Consider your example: Die #1 has the following weights:
- 1: 0%
- 2: 20%
- 3: 20%
- 4: 20%
- 5: 20%
- 6: 20%
In your example, if die 2 rolls a 6, there’s a 0% chance of a (total of) 7, instead of the normal 16.67%, but if die 2 rolls a 1, 2, 3, 4, or 5, it has a 20% chance of totaling 7, instead of the normal 16.67%.
The average chance, therefore, is (0 + 20 + 20 + 20 + 20 + 20) / 6, or, 16.67%, or, 1 in 6.
So long as you roll the weighted die first, the odds the unweighted die lands on the number you need is 1/6. If you roll the unweighted die first though, your odds of getting the needed number are no longer 1/6.

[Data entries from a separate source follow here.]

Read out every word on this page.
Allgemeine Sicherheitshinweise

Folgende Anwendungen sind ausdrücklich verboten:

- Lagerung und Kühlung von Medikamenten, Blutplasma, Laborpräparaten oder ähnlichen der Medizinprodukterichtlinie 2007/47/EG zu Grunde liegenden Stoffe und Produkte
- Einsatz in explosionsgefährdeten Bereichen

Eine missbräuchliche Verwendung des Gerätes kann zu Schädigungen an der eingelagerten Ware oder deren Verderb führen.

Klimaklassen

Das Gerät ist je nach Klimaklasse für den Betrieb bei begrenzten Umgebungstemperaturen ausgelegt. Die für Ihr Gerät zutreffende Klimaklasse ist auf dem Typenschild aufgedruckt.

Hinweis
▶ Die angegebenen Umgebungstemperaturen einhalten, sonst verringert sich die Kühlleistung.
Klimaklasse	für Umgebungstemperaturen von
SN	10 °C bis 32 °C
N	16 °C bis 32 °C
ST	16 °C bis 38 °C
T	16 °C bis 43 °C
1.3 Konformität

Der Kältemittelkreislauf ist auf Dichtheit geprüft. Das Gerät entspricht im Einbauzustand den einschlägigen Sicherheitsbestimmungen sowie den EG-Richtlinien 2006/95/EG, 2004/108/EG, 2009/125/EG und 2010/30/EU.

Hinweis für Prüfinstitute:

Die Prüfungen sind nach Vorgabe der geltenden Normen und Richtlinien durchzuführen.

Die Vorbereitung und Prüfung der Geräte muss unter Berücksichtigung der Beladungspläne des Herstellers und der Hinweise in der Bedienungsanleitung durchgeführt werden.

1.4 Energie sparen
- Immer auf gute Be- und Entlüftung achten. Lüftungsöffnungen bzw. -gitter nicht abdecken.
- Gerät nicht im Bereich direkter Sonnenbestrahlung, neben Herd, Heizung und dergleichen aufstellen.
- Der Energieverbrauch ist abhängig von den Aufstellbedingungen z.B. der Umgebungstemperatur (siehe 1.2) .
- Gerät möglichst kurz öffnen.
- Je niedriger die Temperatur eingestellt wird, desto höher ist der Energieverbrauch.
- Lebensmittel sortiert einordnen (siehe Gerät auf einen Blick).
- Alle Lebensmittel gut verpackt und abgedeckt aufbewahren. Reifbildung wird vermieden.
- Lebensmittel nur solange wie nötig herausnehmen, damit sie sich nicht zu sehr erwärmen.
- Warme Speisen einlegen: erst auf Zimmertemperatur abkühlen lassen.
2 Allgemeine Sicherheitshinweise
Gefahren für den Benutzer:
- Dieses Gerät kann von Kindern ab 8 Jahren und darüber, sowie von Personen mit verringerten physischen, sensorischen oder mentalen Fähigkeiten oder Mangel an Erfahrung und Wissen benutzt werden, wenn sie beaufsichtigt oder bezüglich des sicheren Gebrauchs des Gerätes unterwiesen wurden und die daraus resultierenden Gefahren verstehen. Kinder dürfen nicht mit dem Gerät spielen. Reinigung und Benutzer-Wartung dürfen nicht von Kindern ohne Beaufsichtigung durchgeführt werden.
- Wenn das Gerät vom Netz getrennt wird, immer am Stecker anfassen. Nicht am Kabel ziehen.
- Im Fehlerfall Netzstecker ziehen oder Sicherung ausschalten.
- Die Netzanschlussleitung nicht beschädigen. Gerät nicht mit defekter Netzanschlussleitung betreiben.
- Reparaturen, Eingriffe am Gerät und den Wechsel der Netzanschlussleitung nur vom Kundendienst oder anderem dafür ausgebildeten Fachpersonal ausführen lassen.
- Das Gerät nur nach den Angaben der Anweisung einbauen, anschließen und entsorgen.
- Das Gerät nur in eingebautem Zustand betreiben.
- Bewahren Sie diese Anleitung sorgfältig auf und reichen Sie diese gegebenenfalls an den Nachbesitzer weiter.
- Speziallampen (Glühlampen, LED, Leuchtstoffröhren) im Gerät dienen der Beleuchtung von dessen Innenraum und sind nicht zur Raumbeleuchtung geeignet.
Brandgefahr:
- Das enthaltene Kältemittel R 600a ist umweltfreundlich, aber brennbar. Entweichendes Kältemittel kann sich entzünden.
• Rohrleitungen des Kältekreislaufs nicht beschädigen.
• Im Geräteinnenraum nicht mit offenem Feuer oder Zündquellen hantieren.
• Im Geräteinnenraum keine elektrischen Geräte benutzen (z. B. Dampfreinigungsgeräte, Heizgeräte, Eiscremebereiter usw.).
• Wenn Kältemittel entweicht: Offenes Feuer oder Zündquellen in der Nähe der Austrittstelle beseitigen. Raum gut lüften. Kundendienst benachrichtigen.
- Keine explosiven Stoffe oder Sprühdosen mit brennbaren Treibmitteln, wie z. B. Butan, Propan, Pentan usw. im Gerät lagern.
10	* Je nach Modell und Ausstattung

The odds that the first die landed on the correct number are 1 in 6, though, so if you’re considering the throw of both dice as a whole, the chance is still 1 in 6 regardless of which die you throw first. (If you’re rolling the unweighted die first and then evaluating the chance of getting a 7 based on that outcome, then you’re correct.)
Added an example
If a die is weighted, the first roll is no longer 1/6 probability to get a 7
Yes, actually, it is. No matter what the first die lands on, there is a 1 in 6 chance that the second die will land on the corresponding value necessary for a “7”. You could glue the first die to the table with “6” (or any other number) showing, and there will be a 1 in 6 chance that the second die will bring the sum to 7.
Weighting one die (to favor “6”) will increase the probability of every outcome over 7, and will decrease the probability of every outcome under 7, but the probability of rolling a 7 will not change.